Dezenas de soldados sírios mortos em raide da coligação anti-Daesh
Rússia fala em “erro de coordenadas, uma consequência directa da teimosia dos EUA em recusarem coordenar as suas acções contra os grupos terroristas na Síria”.
Num momento já tenso, com trocas de acusações e bombardeamentos a ameaçarem a trégua em vigor desde segunda-feira, um raide da coligação internacional liderada pelos Estados Unidos para combater os jihadistas atingiu as forças do regime sírio junto ao aeroporto de Deir Ezzor. Damasco fala em “62 mortos e uma centena de feridos”; o Observatório Sírio dos Direitos Humanos diz que morreram “pelo menos 80 soldados”.
O Exército dos EUA confirmou o raide, explicando que “o ataque aconteceu numa área que a coligação já tinha alvejado no passado”. As forças da coligação “acreditavam estar a atacar uma posição do Estado Islâmico” e o bombardeamento “foi interrompido”. A coligação, dizem ainda os militares americanos num comunicado, “não atacaria intencionalmente uma unidade militar síria conhecida”.
"A Síria é um teatro de operações complexo com diferentes forças militares e milícias que se encontram num perímetro próximo", continua a declaração. "A coligação vai averiguar as circunstâncias deste ataque e ver se podem ser retiradas lições", diz ainda o texto do comando americano para o Médio Oriente (Centcom).
Esta cidade, capital da província com o mesmo nome, no Leste da Síria, está toda rodeada por combatentes do Daesh, mas há bairros que se mantêm sob controlo do Exército fiel a Bashar al-Assad.
Segundo um comunicado do Exército russo, aliado de Damasco e presente no terreno, “aviões da coligação internacional antijihadista fizeram quatro ataques aéreos contra as forças sírias cercadas pelo grupo Estado Islâmico perto do aeródromo de Deir Ezzor”. Russos e sírios dizem que “62 soldados sírios foram mortos e uma centena ficaram feridos nestes ataques”.
Antes, numa declaração das Forças Armadas sírias, o regime acusava os Estados Unidos de “agressão séria e descarada” contra a Síria, oferecendo assim, segundo Damasco, “provas conclusivas” de que Washington e os seus aliados apoiam o grupo extremista.
Numa lista que os americanos tinham divulgado com os ataques do dia incluíam-se alguns raides em Deir Ezzor, nomeadamente contra “estradas que servem de reabastecimento” aos radicais.
O comando sírio diz ainda que as bombas atingiram soldados que se preparavam para enfrentar o Daesh e que os raides abriram caminho para que os fundamentalistas conseguissem reconquistar a sua posição em Jebel Tharda, perto do aeroporto.
“Se este ataque foi o resultado de um erro de coordenadas é uma consequência directa da teimosia dos EUA que recusam coordenar com a Rússia as suas acções contra os grupos terroristas na Síria”, afirma o Ministério da Defesa russo na mesma declaração.
Moscovo diz que os ataques, entre as 17h e as 17h50 locais, foram realizados por dois F-16 e dois A-10, que entraram no espaço aéreo sírio vindos do Iraque.

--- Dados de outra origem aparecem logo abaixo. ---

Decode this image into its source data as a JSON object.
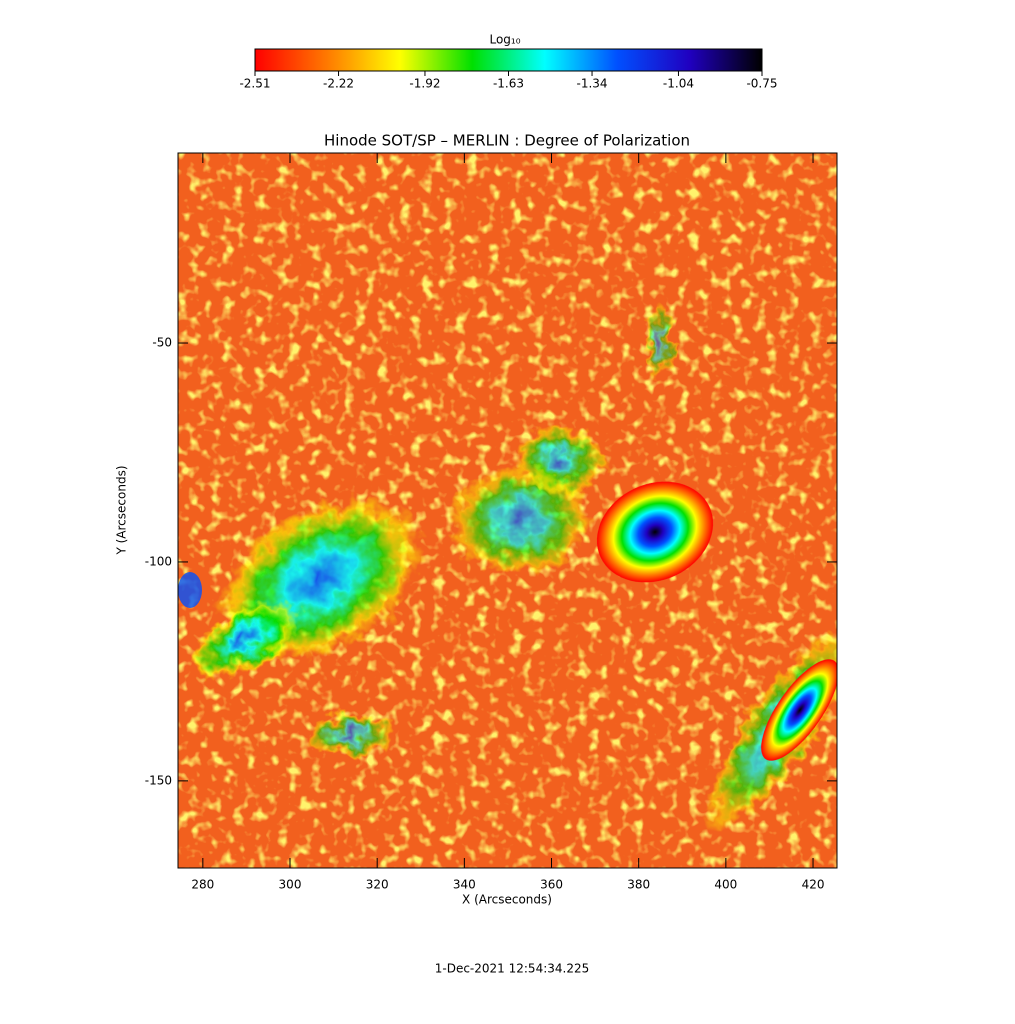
{
  "chart_data": {
    "type": "heatmap",
    "title": "Hinode SOT/SP – MERLIN : Degree of Polarization",
    "x_label": "X (Arcseconds)",
    "y_label": "Y (Arcseconds)",
    "xlim": [
      274.3,
      425.5
    ],
    "xticks": [
      280,
      300,
      320,
      340,
      360,
      380,
      400,
      420
    ],
    "ylim": [
      -169.9,
      -6.6
    ],
    "yticks": [
      -50,
      -100,
      -150
    ],
    "colorbar": {
      "label": "Log₁₀",
      "lim": [
        -2.51,
        -0.75
      ],
      "ticks": [
        -2.51,
        -2.22,
        -1.92,
        -1.63,
        -1.34,
        -1.04,
        -0.75
      ],
      "colormap": [
        "#ff0000",
        "#ff7a00",
        "#ffff00",
        "#00e000",
        "#00ffff",
        "#0050ff",
        "#2000c0",
        "#000000"
      ]
    },
    "footer": "1-Dec-2021 12:54:34.225"
  }
}
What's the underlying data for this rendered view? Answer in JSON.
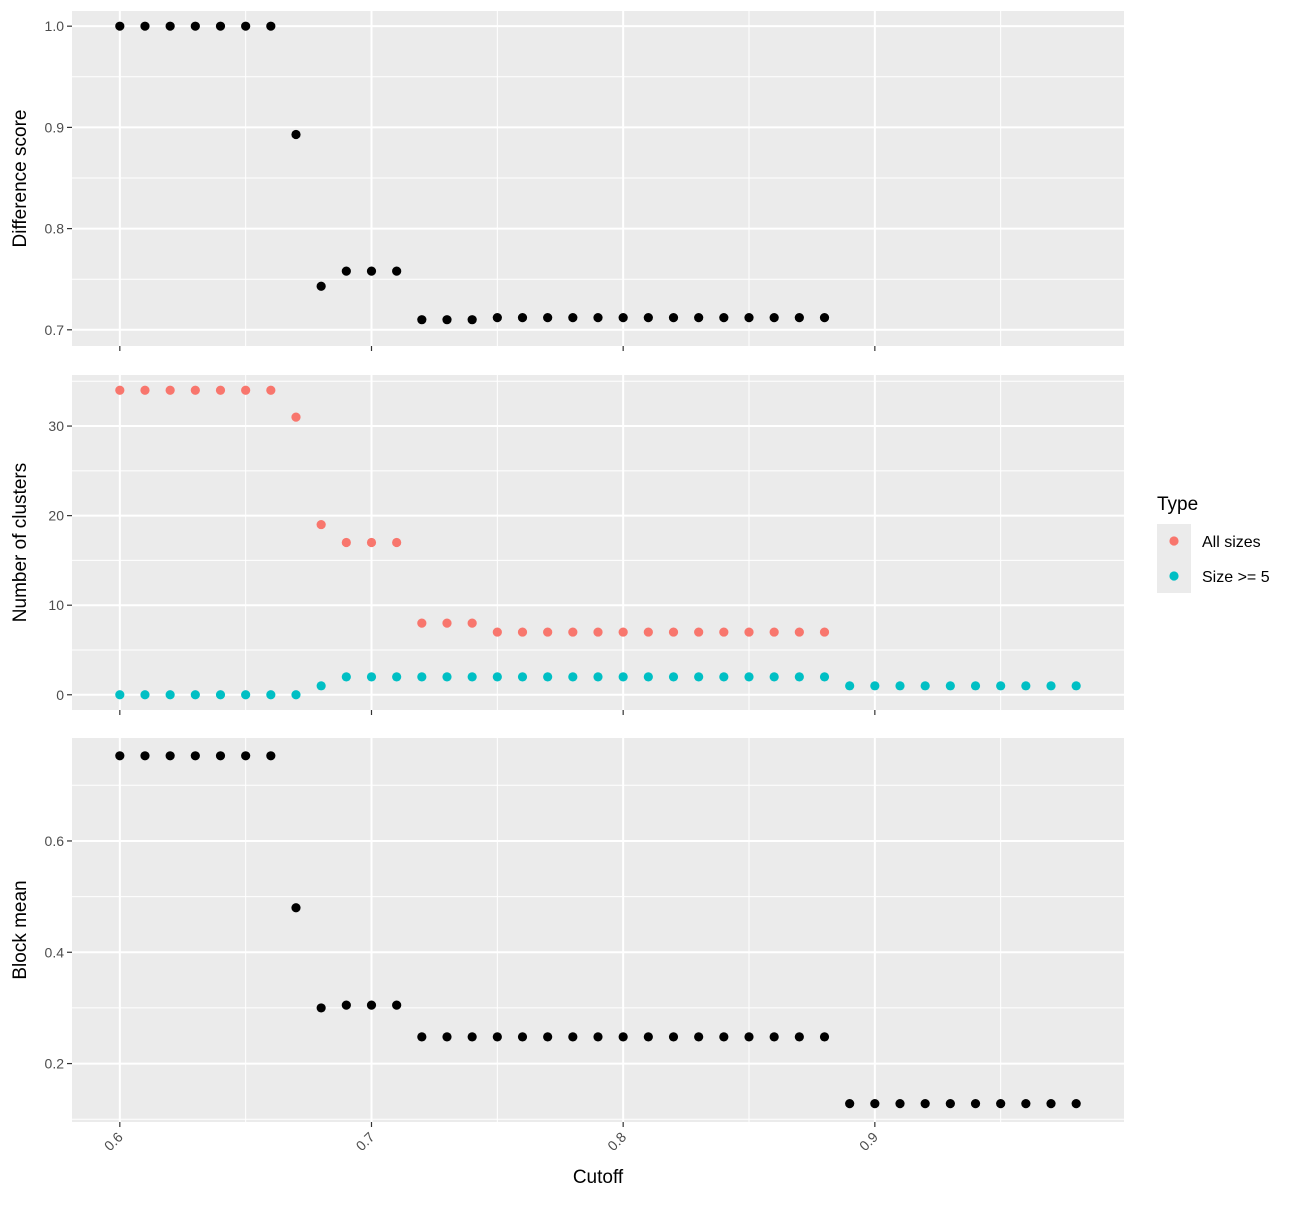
{
  "chart_data": {
    "type": "scatter",
    "xlabel": "Cutoff",
    "xlim": [
      0.581,
      0.999
    ],
    "x_ticks": [
      0.6,
      0.7,
      0.8,
      0.9
    ],
    "x_tick_labels": [
      "0.6",
      "0.7",
      "0.8",
      "0.9"
    ],
    "grid": true,
    "legend": {
      "title": "Type",
      "placement": "right",
      "entries": [
        {
          "name": "All sizes",
          "color": "#F8766D"
        },
        {
          "name": "Size >= 5",
          "color": "#00BFC4"
        }
      ]
    },
    "panels": [
      {
        "id": "difference-score",
        "ylabel": "Difference score",
        "ylim": [
          0.684,
          1.015
        ],
        "y_ticks": [
          0.7,
          0.8,
          0.9,
          1.0
        ],
        "y_tick_labels": [
          "0.7",
          "0.8",
          "0.9",
          "1.0"
        ],
        "series": [
          {
            "color": "#000000",
            "x": [
              0.6,
              0.61,
              0.62,
              0.63,
              0.64,
              0.65,
              0.66,
              0.67,
              0.68,
              0.69,
              0.7,
              0.71,
              0.72,
              0.73,
              0.74,
              0.75,
              0.76,
              0.77,
              0.78,
              0.79,
              0.8,
              0.81,
              0.82,
              0.83,
              0.84,
              0.85,
              0.86,
              0.87,
              0.88
            ],
            "y": [
              1.0,
              1.0,
              1.0,
              1.0,
              1.0,
              1.0,
              1.0,
              0.893,
              0.743,
              0.758,
              0.758,
              0.758,
              0.71,
              0.71,
              0.71,
              0.712,
              0.712,
              0.712,
              0.712,
              0.712,
              0.712,
              0.712,
              0.712,
              0.712,
              0.712,
              0.712,
              0.712,
              0.712,
              0.712
            ]
          }
        ]
      },
      {
        "id": "number-of-clusters",
        "ylabel": "Number of clusters",
        "ylim": [
          -1.7,
          35.7
        ],
        "y_ticks": [
          0,
          10,
          20,
          30
        ],
        "y_tick_labels": [
          "0",
          "10",
          "20",
          "30"
        ],
        "series": [
          {
            "name": "All sizes",
            "color": "#F8766D",
            "x": [
              0.6,
              0.61,
              0.62,
              0.63,
              0.64,
              0.65,
              0.66,
              0.67,
              0.68,
              0.69,
              0.7,
              0.71,
              0.72,
              0.73,
              0.74,
              0.75,
              0.76,
              0.77,
              0.78,
              0.79,
              0.8,
              0.81,
              0.82,
              0.83,
              0.84,
              0.85,
              0.86,
              0.87,
              0.88
            ],
            "y": [
              34,
              34,
              34,
              34,
              34,
              34,
              34,
              31,
              19,
              17,
              17,
              17,
              8,
              8,
              8,
              7,
              7,
              7,
              7,
              7,
              7,
              7,
              7,
              7,
              7,
              7,
              7,
              7,
              7
            ]
          },
          {
            "name": "Size >= 5",
            "color": "#00BFC4",
            "x": [
              0.6,
              0.61,
              0.62,
              0.63,
              0.64,
              0.65,
              0.66,
              0.67,
              0.68,
              0.69,
              0.7,
              0.71,
              0.72,
              0.73,
              0.74,
              0.75,
              0.76,
              0.77,
              0.78,
              0.79,
              0.8,
              0.81,
              0.82,
              0.83,
              0.84,
              0.85,
              0.86,
              0.87,
              0.88,
              0.89,
              0.9,
              0.91,
              0.92,
              0.93,
              0.94,
              0.95,
              0.96,
              0.97,
              0.98
            ],
            "y": [
              0,
              0,
              0,
              0,
              0,
              0,
              0,
              0,
              1,
              2,
              2,
              2,
              2,
              2,
              2,
              2,
              2,
              2,
              2,
              2,
              2,
              2,
              2,
              2,
              2,
              2,
              2,
              2,
              2,
              1,
              1,
              1,
              1,
              1,
              1,
              1,
              1,
              1,
              1
            ]
          }
        ]
      },
      {
        "id": "block-mean",
        "ylabel": "Block mean",
        "ylim": [
          0.095,
          0.785
        ],
        "y_ticks": [
          0.2,
          0.4,
          0.6
        ],
        "y_tick_labels": [
          "0.2",
          "0.4",
          "0.6"
        ],
        "series": [
          {
            "color": "#000000",
            "x": [
              0.6,
              0.61,
              0.62,
              0.63,
              0.64,
              0.65,
              0.66,
              0.67,
              0.68,
              0.69,
              0.7,
              0.71,
              0.72,
              0.73,
              0.74,
              0.75,
              0.76,
              0.77,
              0.78,
              0.79,
              0.8,
              0.81,
              0.82,
              0.83,
              0.84,
              0.85,
              0.86,
              0.87,
              0.88,
              0.89,
              0.9,
              0.91,
              0.92,
              0.93,
              0.94,
              0.95,
              0.96,
              0.97,
              0.98
            ],
            "y": [
              0.753,
              0.753,
              0.753,
              0.753,
              0.753,
              0.753,
              0.753,
              0.48,
              0.3,
              0.305,
              0.305,
              0.305,
              0.248,
              0.248,
              0.248,
              0.248,
              0.248,
              0.248,
              0.248,
              0.248,
              0.248,
              0.248,
              0.248,
              0.248,
              0.248,
              0.248,
              0.248,
              0.248,
              0.248,
              0.128,
              0.128,
              0.128,
              0.128,
              0.128,
              0.128,
              0.128,
              0.128,
              0.128,
              0.128
            ]
          }
        ]
      }
    ]
  }
}
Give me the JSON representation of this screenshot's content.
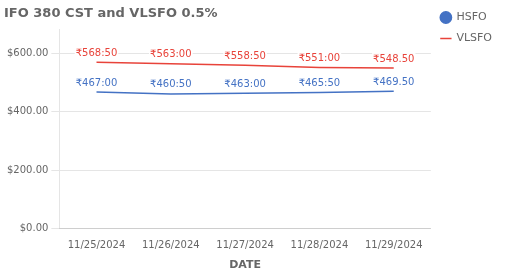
{
  "chart_data": {
    "type": "line",
    "title": "IFO 380 CST and VLSFO 0.5%",
    "xlabel": "DATE",
    "categories": [
      "11/25/2024",
      "11/26/2024",
      "11/27/2024",
      "11/28/2024",
      "11/29/2024"
    ],
    "series": [
      {
        "name": "HSFO",
        "color": "#4472c4",
        "values": [
          467.0,
          460.5,
          463.0,
          465.5,
          469.5
        ],
        "value_labels": [
          "₹467:00",
          "₹460:50",
          "₹463:00",
          "₹465:50",
          "₹469.50"
        ]
      },
      {
        "name": "VLSFO",
        "color": "#e8433a",
        "values": [
          568.5,
          563.0,
          558.5,
          551.0,
          548.5
        ],
        "value_labels": [
          "₹568:50",
          "₹563:00",
          "₹558:50",
          "₹551:00",
          "₹548.50"
        ]
      }
    ],
    "ylim": [
      0,
      680
    ],
    "yticks": [
      {
        "value": 0,
        "label": "$0.00"
      },
      {
        "value": 200,
        "label": "$200.00"
      },
      {
        "value": 400,
        "label": "$400.00"
      },
      {
        "value": 600,
        "label": "$600.00"
      }
    ],
    "grid": true,
    "legend": "right",
    "data_labels": true
  }
}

O Observatório Sírio, que tem uma vasta rede de activistas no terreno e tenta manter uma contabilidade das vítimas, não foi capaz de identificar os aviões envolvidos.
De acordo com a trégua iniciada há quase uma semana na sequência de um acordo negociado pelos EUA e pela Rússia, após sete dias de “diminuição significativa da violência” americanos e russos deveriam estabelecer um centro de comando conjunto para começaram a coordenar os ataques contra o Daesh e a ex-Frente al-Nusra (actual Jabhat Fatah al-Sham). A violência diminuiu, de facto, bastante, e até sexta-feira nem houve registo de vítimas civis, quando o Observatório Sírio deu conta de bombardeamentos em duas localidades rebeldes (uma na província de Idlib, a outra na de Alepo) e da morte de duas crianças e um homem perto de Idlib.
O problema é que o acordo prevê ainda que seja levada ajuda humanitária a todos os que dela precisem e isso ainda não aconteceu – segundo a ONU, porque o regime não autoriza o transporte de alimentos e outros bens essenciais para as zonas da cidade de Alepo controladas pela oposição, onde 250 mil civis desesperam.
Os EUA insistem que “não porão a funcionar um centro de coordenação militar” se a ajuda urgente não chegar. A criação do centro tem de ser precedido de “sete dias consecutivos de redução do nível de violência e de acesso ininterrupto da ajuda humanitária”, afirmou Obama, citado pela Casa Branca, numa reunião da sua equipa de Segurança Nacional.